Dana Ashford-Kornburger is an innovative leader with expertise in soil and water conservation implementation and over twenty years of public service with the United States Department of Agriculture. She is a Certified Crop Advisor and holds a Bachelor of Science degree from the University of California at Davis and a Master of Science degree in Agronomy and Soils from Auburn University. Dana is currently the Director of the Conservation Division and Deputy Administrator of Farm Programs at the US Department of Agriculture Farm Service Agency.
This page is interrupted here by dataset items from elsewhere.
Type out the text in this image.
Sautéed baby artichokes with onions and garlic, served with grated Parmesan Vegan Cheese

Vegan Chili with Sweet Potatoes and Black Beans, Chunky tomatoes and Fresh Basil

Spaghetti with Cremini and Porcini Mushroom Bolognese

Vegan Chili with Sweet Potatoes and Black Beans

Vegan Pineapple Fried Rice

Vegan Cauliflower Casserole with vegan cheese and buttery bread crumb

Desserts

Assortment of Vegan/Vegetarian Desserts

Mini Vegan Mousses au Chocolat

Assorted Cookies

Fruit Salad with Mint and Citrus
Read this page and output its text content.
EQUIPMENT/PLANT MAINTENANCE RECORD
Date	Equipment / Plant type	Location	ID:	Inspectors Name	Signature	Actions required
Rotarians: Help Bring Back Birds!

Feb. 10, 2021 3 pm UTC

“Like Rotarians, birds connect our world.” International Fellowship of Bird-watching Rotarians President Julie West  

Since 1970, the North American continent has experienced a staggering loss of bird populations.  Similar reports from other continents signal a broader crisis in the natural world, echoed by losses in insect, amphibian, and other wildlife populations.  We know that conservation actions work, and there is no time to lose.  Tune in to learn about everyday actions that Rotarians can enact to help restore a bird-friendly planet, as well as community-based initiatives that are primed for Rotary club involvement. 

Katie O’Brien has spent the past 15 years as a federal public servant dedicated to the conservation of our natural world.  She currently serves the US Fish and Wildlife Service’s Migratory Bird Program, coordinating the conservation of birds across northern forests and urban landscapes, and connecting people - especially youth - with bird conservation. She also designs multi-national networks to sustain long-distance migratory bird species. 

Katie became a Rotarian in 2014. She has served her club through several roles, including Past President(2017-2018), and is passionate about her District’s RYLA and Environmental Sustainability activities.  

The Environmental Sustainability Rotary Action Group operates in accordance with Rotary International policy, but is not an agency of, or controlled by, Rotary International.